26:29 We Creationists also believe in the concept of extended family - but in the family being that of the "created kind" - we can prove dogs and wolves are related, to each other and arguably even to foxes. We can not prove they are related to dogs, and if the Bible is true they shouldn't be. I'm still amused at AronRa presenting as last common ancestor of cats and dogs a fossil called "Miacis cognitus" which is exactly one part of a skull that is really squished together. Yeah, with that little information about it, it could be a missing link ... like other very incomplete fossils, like "Homo habilis."
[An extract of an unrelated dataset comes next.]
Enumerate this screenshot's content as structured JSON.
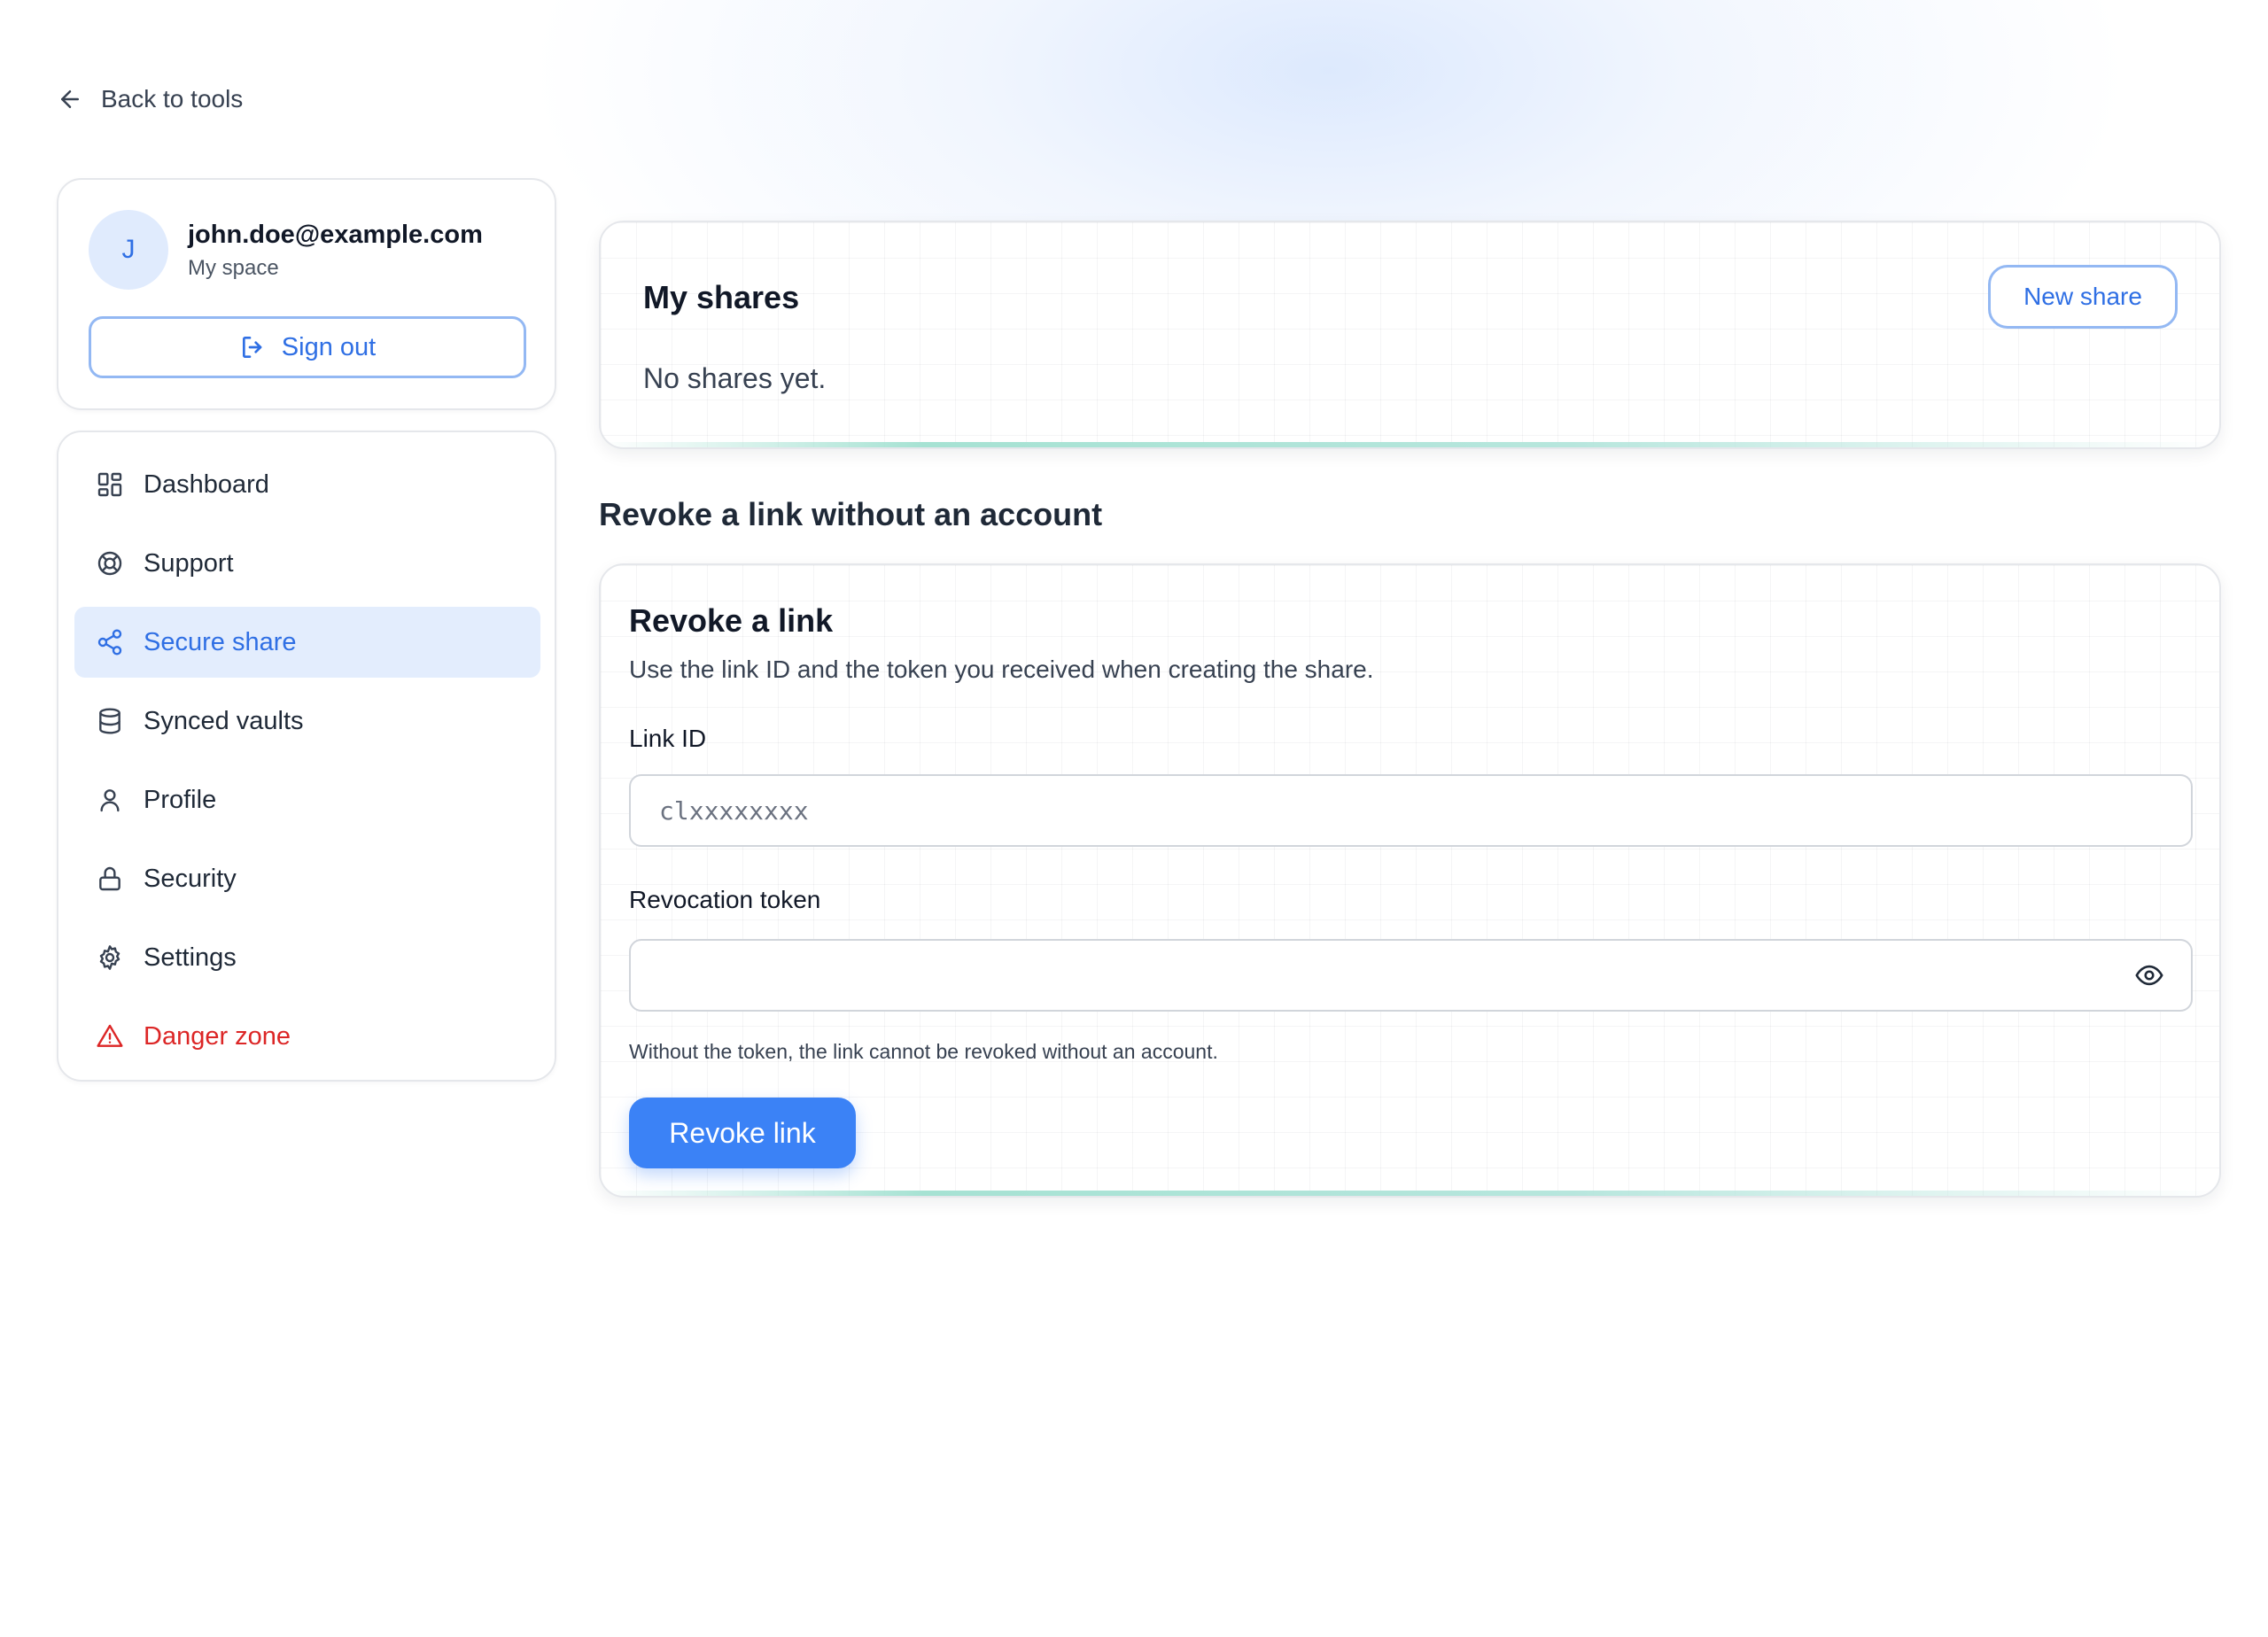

27:10 Textbook authors being ignorant of researchers in their subject, in this case ACE inferior to AiG or CMI, is not unheard of. History textbooks will misrepresent the Middle Ages in ways University Historians would never dream of.

32:02 resuming your point : a false prophet would have an easier time infiltrating the small systems than the huge and global one ...
a) not what we are told about the end times - disinformation (and on at least some topics very deliberate) will one day be global (Apocalypse 13 - 19, or even start in chapter 11)
b) you are forgetting how small niche "science" was when it was infiltrated by Evolutionism and even smaller when so by Heliocentrism.

You are forgetting that science in the US in the time of the philanthropist Carnegie could come to depend in some ways on Carnegie, and that Carnegie was an Evolutionist.